Lirain might have felt affronted at the word 'satisfactory,' but she knew that Rith was really paying her a compliment, acknowledging her as an equal and fellow Healer; obviously a teacher would know exact details of even the most advanced student's work, but a colleague would know nothing more than whether or not the Healing had been a success.
"Lirain," Rith said in a formal tone, "As of this day, I am prepared to deem you competent as a fully trained Mindhealer and member of the Healers' Circle. Are you willing to swear to our craft once and for all, for the rest of your days?"
Lirain felt awash with such joy that she almost couldn't contain it. She had known, of course, that the day would come when she would take up a full Healer's Greens, probably staying at the Collegium because of the rarity of Mindhealers, but able to take a larger portion of the burden from Rith's shoulders, and finally able to practice her craft in her own right. She nodded an answer to Rith's question, too overcome to speak.
Rith stood up and came over to where Lirain was seated, taking Lirain's hands in her own and looking into her eyes. Lirain would have to take a formal oath in front of the full Healers' Circle at their next meeting, but she and Rith both knew that that oath was a formality only, and that it was really this pledging that made her a Healer.
Lirian felt the light brush of Rith's mind against her shields and gladly opened them, allowing Rith into her mind. The oath of the Healers was given not with MindSpeech, for not all of the Healers had that Gift, but with Empathy, which all Healers had a touch of.
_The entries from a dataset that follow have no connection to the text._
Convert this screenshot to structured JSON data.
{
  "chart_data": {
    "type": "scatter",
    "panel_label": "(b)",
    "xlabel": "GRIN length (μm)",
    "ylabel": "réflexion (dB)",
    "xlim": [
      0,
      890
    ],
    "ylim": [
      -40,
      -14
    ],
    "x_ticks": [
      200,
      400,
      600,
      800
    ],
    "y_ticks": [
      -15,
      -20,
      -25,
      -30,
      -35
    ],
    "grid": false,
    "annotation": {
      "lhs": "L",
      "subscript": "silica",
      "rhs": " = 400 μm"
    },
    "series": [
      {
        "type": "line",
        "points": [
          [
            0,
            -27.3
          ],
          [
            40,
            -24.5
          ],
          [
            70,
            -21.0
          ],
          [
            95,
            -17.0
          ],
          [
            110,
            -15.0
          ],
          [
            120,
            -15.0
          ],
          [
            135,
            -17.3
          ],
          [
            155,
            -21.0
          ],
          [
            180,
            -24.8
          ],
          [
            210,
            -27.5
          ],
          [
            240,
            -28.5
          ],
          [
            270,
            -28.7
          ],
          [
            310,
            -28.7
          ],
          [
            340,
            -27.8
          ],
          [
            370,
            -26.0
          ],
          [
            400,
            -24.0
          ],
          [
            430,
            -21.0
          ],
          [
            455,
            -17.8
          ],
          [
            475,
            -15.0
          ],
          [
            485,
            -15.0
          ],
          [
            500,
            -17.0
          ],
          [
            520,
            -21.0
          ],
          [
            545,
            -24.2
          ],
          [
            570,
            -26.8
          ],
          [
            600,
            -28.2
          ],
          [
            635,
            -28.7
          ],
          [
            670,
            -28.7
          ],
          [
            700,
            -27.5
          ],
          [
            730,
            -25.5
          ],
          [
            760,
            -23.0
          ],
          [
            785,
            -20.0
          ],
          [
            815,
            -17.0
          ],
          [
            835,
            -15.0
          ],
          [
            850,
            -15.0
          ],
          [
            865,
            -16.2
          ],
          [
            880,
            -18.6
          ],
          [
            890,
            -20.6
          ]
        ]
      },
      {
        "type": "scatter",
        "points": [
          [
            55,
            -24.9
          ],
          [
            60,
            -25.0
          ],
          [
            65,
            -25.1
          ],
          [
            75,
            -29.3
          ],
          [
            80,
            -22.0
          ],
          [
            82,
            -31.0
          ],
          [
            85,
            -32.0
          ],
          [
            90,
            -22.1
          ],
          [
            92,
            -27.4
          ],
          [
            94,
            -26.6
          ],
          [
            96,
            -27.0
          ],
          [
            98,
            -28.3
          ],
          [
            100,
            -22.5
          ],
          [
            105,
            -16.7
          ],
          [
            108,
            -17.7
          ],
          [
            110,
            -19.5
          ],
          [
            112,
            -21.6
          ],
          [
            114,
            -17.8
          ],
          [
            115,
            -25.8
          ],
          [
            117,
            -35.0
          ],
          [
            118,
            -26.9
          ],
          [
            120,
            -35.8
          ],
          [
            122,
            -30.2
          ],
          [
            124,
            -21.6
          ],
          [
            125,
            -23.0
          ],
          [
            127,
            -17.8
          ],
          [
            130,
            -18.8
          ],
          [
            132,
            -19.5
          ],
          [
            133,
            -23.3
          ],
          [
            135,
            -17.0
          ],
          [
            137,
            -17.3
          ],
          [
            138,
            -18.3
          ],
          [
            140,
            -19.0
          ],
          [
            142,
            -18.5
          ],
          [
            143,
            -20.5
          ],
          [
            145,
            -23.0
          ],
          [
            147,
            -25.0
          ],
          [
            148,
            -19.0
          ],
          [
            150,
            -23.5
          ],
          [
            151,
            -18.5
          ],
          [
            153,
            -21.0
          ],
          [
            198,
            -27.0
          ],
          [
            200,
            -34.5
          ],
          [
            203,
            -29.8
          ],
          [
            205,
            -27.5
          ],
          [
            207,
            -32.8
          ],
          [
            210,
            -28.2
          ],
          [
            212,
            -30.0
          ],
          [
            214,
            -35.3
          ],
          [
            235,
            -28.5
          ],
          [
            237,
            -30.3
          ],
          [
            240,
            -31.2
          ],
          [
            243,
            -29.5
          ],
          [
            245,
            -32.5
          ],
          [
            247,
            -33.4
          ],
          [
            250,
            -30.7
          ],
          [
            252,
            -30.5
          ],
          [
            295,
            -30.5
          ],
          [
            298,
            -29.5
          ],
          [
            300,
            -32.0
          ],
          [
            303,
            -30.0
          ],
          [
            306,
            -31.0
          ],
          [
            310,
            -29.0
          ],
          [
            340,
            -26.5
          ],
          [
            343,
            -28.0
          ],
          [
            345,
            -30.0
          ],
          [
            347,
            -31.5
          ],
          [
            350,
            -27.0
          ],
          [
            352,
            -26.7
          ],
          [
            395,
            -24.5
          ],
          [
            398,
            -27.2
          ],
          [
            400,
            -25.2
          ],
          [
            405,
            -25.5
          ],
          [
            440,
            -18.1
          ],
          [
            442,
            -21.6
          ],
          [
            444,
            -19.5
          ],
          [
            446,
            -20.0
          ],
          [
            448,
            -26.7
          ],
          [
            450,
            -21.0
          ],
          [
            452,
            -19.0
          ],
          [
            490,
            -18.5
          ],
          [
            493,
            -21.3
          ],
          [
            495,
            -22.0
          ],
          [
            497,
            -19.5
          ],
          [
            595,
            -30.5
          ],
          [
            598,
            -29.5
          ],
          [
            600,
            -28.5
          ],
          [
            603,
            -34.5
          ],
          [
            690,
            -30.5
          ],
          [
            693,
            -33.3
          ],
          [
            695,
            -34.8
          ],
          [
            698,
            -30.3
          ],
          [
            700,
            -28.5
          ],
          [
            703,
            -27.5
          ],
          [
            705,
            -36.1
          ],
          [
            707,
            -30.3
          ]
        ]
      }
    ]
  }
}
Lirain displayed her feelings for Rith to see: her desire to help and to serve, in any way possible, her joy in her craft and her absolute devotion to the way of the Healer.
Rith withdrew from Lirain's mind, projecting acceptance and a joy equal to that of her student.
"From this moment forth, you must consider yourself no longer under my tutelage. Instead, your responsibilities will lie with the Healers' Circle and with the well-being of your patients, to whom you owe your best service," Rith said solemnly before hugging Lirain like the mother she really was.
"Not, of course, that you won't always be welcome in my office as a colleague and friend," Rith whispered in Lirain's ear as she embraced the newly-christened Healer.
Lirain smiled, a smile of pure and brilliant joy. "I won't let you down," she pledged. "I'll help you, take up enough of the work that you can have a rest."
Rith smiled slightly. "I look forward to it."
From her desk drawer, Rith pulled out a set of full Healer's Greens. "Housekeeping should be making you up some sets of Greens in your size, but I took the liberty of having this one set requisitioned a moon or so ago, when it first begun to seem like you were ready; I thought you wouldn't want to have to wait for Housekeeping to take the correct size out of storage and bring them to you."
Lirain took the bundle from her teacher, thanking Rith profusely. Rith was right; she didn't want to wait. Even now, she was itching to run back to her rooms and admire herself in the mirror before running to find all of her friends to tell them her news. She would be the second of her Yeargroup to receive Greens; Jodyn had gotten his from Healer Rhea nearly two weeks ago.
The only sadness in her ocean of joy was that the person she wanted to tell most of all wasn't around to see her triumph.